When Shape is less busy, the L2 base fee can decrease. When blocks are more heavily used, the L2 base fee can increase. This is separate from the L1 Fee, which varies with Ethereum gas costs and the size of the transaction data being posted.

OP Stack chains can tune fee behavior with parameters such as EIP-1559 elasticity, EIP-1559 denominator, gas limit, and minimum base fee. Shape-specific values are not listed here unless published or verified from the live network configuration.

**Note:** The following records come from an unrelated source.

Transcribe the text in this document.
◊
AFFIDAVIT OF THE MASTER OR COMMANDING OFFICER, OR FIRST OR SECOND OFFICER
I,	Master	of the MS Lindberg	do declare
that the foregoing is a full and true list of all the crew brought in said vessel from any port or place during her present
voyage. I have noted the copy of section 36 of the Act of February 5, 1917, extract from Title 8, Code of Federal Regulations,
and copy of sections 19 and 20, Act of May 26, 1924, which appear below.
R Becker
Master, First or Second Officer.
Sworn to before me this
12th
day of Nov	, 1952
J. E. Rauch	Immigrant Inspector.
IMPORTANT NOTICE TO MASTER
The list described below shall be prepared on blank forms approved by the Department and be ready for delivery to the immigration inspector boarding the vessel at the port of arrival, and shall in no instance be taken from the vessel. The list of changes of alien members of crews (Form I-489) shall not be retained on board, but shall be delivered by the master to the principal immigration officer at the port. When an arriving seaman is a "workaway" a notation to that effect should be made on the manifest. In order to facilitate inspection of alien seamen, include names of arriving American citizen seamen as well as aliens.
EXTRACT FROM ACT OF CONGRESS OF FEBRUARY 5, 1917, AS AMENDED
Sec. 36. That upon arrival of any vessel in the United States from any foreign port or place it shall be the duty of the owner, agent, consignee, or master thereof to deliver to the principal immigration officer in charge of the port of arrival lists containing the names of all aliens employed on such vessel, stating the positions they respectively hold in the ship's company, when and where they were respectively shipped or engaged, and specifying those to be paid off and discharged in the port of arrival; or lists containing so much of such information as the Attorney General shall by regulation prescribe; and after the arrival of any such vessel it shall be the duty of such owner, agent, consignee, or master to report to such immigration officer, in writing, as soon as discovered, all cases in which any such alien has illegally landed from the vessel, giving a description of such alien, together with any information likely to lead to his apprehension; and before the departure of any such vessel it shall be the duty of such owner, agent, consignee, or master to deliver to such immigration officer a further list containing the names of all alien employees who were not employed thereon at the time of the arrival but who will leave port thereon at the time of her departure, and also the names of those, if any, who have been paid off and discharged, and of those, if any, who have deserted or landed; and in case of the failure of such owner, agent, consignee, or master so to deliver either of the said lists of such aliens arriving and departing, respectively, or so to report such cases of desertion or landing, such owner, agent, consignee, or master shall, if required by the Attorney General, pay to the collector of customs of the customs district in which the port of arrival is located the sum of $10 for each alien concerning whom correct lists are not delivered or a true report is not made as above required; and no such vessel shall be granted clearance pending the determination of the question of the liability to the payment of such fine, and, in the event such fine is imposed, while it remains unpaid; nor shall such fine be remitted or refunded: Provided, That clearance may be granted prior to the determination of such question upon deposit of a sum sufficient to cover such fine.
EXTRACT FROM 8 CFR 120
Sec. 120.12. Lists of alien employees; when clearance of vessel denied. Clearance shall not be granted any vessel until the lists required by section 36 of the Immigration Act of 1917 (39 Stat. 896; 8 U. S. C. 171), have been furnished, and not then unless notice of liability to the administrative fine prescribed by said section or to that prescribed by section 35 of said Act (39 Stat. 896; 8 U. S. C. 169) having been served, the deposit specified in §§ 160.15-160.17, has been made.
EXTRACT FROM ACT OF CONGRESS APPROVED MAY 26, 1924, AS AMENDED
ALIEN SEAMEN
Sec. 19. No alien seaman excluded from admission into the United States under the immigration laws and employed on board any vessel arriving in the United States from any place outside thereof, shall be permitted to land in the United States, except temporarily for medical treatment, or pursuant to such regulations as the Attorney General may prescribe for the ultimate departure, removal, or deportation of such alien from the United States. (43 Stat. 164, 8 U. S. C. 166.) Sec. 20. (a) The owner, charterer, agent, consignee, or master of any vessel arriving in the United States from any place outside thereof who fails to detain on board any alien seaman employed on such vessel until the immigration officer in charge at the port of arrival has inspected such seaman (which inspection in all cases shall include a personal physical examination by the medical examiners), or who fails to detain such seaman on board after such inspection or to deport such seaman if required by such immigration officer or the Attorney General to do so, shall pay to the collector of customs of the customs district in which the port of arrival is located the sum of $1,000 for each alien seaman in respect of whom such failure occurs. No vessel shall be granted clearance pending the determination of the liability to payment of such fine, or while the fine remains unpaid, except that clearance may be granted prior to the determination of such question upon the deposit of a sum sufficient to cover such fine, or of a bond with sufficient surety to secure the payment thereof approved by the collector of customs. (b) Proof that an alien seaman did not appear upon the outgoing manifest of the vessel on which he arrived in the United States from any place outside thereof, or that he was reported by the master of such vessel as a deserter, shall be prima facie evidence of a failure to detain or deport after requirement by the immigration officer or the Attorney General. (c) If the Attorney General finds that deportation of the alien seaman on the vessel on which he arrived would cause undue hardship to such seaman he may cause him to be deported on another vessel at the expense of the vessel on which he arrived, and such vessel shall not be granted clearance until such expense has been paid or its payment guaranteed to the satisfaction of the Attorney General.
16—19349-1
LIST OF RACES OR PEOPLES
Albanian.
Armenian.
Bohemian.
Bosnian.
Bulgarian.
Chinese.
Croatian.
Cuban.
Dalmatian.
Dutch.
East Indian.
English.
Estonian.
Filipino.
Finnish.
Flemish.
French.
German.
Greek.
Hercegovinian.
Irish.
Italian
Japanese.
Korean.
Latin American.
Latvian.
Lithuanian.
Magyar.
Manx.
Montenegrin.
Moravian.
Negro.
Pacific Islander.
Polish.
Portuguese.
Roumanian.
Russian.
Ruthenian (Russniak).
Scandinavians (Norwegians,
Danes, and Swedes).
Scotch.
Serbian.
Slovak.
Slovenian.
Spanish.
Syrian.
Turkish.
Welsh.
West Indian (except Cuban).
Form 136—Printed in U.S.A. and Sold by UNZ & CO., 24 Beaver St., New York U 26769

For the underlying OP Stack parameter model, see the OP Stack fee parameter documentation .

Querying the L1 fee

The GasPriceOracle predeploy at 0x420000000000000000000000000000000000000F lets you programmatically estimate the L1 Fee component before signing and submitting a transaction.

MethodReturns
getL1Fee(bytes)Exact L1 fee for a fully serialized transaction
getL1FeeUpperBound(uint256 txSize)Upper-bound L1 fee estimate from approximate transaction byte length
l1BaseFee()Current Ethereum L1 base fee as seen by Shape
blobBaseFee()Current EIP-4844 blob base fee
baseFeeScalar()Scalar applied to the L1 base fee component
blobBaseFeeScalar()Scalar applied to the blob base fee component

Use getL1FeeUpperBound when you need a quick estimate before the transaction is fully constructed. Use getL1Fee with the complete serialized transaction for an exact estimate before signing.

The GasPriceOracle address is also listed in Contract Addresses.